Gut, dass das Botanische (Feuerdorn, Ebenstrauß, Scheinfrucht) nicht zur Überlast gerät,
schreibt, James, gerade weil "das Botanische", also die bildkräftigen Pflanzennamen, hier zur Überlast geriete,
wenn "Feuerdorn" z.B. nicht eine so doppelt-schmerzhafte Imagination hervorriefe, und sich herausrisse aus der gleichgültigen Beispiele-Aufzählung,​
nun ja, kann man witzig als "das Botanische" marginalisieren,
dann sind die bunten Pflanzen Lexikonfunde,
fast eine "Überlast" für den, der das Schweißlexikon aus dem Regal wuchten muß.

auch die übliche lyrische Selbstbespiegelung hält sich hier in erträglichen Grenzen.
ironischer Seitenhieb:
die "Selbstbespiegelung" wird dem Leser erst durch die paradoxe Untertreibung ihrer Maß- und Grenzenlosigkeit in eben diesem Satz, dieser ironischen Lüge von den "Grenzen" der Selbstbespiegelung, "erträglich".
Vor diesem Scherz war (so gähnt es hier abschätzig durch) die Selbstbespiegelung unerträglich.

Und es finden sich daneben tatsächlich eine Menge ganz gebräuchlicher ("normaler") Komposita wie Stadtpark und Herbstwind. Selbst die Reimadverbien "sommerflüchtig" und "septembersichtig" wirken nicht erzwungen und sind leicht verständlich.
keine bis zu den extrem parallelen, schwergewichtig-seltsamen Kompositen "sommerflüchtig" und "septembersichtig",
Vor dem Sommer zu fliehen, ist gebongt.
Aber "september-sichtig",
wenn es nicht ein verschriebenes "september-süchtig"​
mit strengerem Reim auf "flüchtig" ist,​
könnte wohl anzeigen, daß das Lyri,
welch ein Jammer!,​
nun des Septembers ansichtig geworden sei:

natürlich "nicht erzwungen und leicht verständlich"
mit dem paradoxen Spott über das Erzwungene und Schwerverständliche eben dieser beiden Adjektiv-Komposita

grusz, hansz
 
Zuletzt bearbeitet:

sufnus

Mitglied
Moin James!

dass aber die "Scheinfrucht" "gleich vor Ort" geerntet wird, erscheint mir final etwas (zu) banal (,allein schon, weil es anders wohl auch kaum ginge).
Da (also obig) hast Du ja noch einen ebenso dicken, wie undisputablen Punkt, weshalb ich (bei noch weiterhin fortbestehender Drittstropheneinfallslosigkeit) zumindest die seltsame Vor-Ort-Ernte umformuliert habe.
Danke für den freundlichen Hinweis und
LG!
S.
 

James Blond

Mitglied
Hehe,
nicht so schnell.

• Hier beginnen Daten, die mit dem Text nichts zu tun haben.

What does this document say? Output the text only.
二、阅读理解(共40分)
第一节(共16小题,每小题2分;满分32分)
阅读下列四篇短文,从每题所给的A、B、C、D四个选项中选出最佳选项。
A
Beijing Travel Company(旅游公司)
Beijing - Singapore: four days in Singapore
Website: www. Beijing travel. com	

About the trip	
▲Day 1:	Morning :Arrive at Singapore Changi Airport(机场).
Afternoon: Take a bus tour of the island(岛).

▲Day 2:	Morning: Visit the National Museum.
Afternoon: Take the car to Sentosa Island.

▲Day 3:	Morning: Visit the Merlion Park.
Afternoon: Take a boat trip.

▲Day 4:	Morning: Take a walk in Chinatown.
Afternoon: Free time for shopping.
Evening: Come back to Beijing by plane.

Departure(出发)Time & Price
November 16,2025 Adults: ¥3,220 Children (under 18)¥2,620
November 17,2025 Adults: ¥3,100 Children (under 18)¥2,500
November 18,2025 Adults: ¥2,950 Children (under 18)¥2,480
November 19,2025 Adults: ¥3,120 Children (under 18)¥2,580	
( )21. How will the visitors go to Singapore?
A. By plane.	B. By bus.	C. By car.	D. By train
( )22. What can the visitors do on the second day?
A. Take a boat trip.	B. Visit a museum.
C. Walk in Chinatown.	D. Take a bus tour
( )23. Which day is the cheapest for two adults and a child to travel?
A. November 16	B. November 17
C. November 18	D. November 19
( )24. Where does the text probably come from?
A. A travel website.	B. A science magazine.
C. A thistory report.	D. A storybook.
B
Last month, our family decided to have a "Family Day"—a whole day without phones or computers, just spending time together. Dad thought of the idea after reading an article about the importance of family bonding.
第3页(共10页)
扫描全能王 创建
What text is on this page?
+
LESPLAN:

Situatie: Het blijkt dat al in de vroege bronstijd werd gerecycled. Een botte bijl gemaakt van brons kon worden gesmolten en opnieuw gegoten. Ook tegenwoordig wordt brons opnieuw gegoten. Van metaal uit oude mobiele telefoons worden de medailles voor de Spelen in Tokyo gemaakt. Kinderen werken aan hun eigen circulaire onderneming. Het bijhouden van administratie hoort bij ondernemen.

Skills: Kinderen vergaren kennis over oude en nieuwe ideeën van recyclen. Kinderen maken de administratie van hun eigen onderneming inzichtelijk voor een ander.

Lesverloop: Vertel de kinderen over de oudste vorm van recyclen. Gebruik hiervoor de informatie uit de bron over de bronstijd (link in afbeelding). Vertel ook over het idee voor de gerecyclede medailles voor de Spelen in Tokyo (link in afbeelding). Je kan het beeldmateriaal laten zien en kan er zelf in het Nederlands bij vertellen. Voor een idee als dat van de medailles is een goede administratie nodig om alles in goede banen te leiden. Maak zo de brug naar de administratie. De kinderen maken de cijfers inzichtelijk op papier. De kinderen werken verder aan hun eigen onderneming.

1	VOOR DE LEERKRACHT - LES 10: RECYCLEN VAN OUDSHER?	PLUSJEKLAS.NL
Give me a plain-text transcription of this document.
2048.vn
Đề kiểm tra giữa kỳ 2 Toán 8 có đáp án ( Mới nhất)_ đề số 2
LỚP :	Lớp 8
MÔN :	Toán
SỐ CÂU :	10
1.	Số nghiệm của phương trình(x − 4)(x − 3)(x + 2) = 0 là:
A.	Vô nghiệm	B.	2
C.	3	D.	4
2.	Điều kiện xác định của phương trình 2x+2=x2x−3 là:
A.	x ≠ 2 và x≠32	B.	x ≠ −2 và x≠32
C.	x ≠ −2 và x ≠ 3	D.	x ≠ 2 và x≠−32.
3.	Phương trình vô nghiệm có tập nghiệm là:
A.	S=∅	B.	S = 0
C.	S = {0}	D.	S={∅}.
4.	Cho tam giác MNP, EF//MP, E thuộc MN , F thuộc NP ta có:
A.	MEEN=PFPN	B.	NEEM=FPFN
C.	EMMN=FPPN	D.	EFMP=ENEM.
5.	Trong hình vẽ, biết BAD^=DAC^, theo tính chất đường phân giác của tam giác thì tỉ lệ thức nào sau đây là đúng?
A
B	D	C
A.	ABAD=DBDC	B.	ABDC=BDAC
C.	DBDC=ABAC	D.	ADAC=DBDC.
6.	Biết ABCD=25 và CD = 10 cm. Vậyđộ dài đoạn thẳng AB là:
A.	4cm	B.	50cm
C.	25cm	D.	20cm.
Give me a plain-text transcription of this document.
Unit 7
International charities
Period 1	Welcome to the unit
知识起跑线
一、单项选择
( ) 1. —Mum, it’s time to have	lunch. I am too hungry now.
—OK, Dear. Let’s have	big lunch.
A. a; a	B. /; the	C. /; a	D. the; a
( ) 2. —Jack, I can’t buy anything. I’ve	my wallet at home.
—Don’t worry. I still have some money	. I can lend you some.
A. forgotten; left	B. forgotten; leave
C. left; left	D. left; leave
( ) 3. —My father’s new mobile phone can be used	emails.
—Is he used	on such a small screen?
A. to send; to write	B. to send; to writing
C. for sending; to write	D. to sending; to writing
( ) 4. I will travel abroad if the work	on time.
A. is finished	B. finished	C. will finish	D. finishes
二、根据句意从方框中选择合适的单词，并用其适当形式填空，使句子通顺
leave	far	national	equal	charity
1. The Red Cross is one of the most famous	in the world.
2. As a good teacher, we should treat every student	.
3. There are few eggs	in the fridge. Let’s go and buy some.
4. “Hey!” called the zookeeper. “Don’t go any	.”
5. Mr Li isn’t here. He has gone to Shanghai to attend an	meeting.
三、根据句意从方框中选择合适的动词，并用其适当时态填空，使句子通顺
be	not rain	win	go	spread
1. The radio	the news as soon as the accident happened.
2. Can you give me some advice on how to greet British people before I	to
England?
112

Das war ja nur ein Wink ...

So flicht der Dichter sommerflüchtig
den Ebenstrauß ins Wort
und erntet, kaum septembersichtig,
die Scheinfrucht gleich vor Ort.
Versteht man diese Strophe so, dass mit dem "ernten" auch das "ins Wort flechten", also das Gedichterstellen (einer "Scheinfrucht") angesprochen wird, so lässt sich doch in dieser Richtung weiter fahren, etwa:

Ihm folgt des Herbstes erste Ernte
auf Fersen in sein Heim,
und falls die Muse sich entfernte,
so blieb ihm doch der Reim.

;)

Grüße
JB
 

sufnus

Mitglied
Hey James!
Vielen Dank für die Einordnung des Erntegeschehens per Interpretation (genauso war es von mir auch zunächst gedacht) und Weiterdichtung. Mir wird jetzt noch ein bisschen klarer, welche weitreichenden Folgen das unschuldige Wörtchen "erntet" zeitigt: Tatsächlich erzeugt das "erntet" insbesondere durch das (wie Du ganz richtig schreibst ja eigentlich selbstverständliche) "vor Ort" m. E. eine gewisse Humor-Boosterung und außerdem verlangt es dann wirklich dringend eine dritte Strophe, ohne die der Verdacht naheläge, dass der Dichter seine Verse nicht so recht "im Griff" hat. Du hast dementsprechend eine wirklich vorbildliche Lösung gefunden, durch die sich das Gedicht sich abrundet - zu einem Augenzwinkern mit leichter Herbstgrinsekatzenanmutung (ich will Dich nicht mit Bandwurmkomposita ärgern - das ist nur ein freundlich-selbstironisches Herumalbern ;) ).
Mir ging es bei der Gedichtstimmung aber eigentlich mehr um entspannte Heiterkeit als um höhergradige Humoranmutungen. Ich verbinde einen warmen Herbsttag mit so einer gewissen Heiterkeit, die genau an der Grenze zur Melancholie haltmacht.
Ich glaube daher, dass Deine Fassung vollgültig ist, aber meine nur zweistrophige Version, jetzt - dank Deines Hinweises - mit Ortsfindung anstelle der Ernte, gerade auch in ihrer Unfertigkeit etwas genauer meine Absichten trifft. :)
Mir hat dieser Austausch jetzt viel gebracht.
Und als kleine Ergänzung: Natürlich ist mir klar, dass wir (bzw. vor allem: ich) jetzt sehr viele, "tiefschürfende" (Ironie!) Worte um ein kleines, bagatelliges Ad-hoc-Gedicht machen. Ich finde, das ist aber ja gerade das schöne an Lyrik. Man schreibt ein kurzes Gedichtlein und dann kann man im wechselseitigen Austausch alle Schleusen des Vielredens öffnen. :)
LG!
S.
 

fee_reloaded

Mitglied
So flicht der Dichter sommerflüchtig
Wieder mal ein wunderschöner Klang-Schatz, den es da zu heben gibt, lieber sufnus!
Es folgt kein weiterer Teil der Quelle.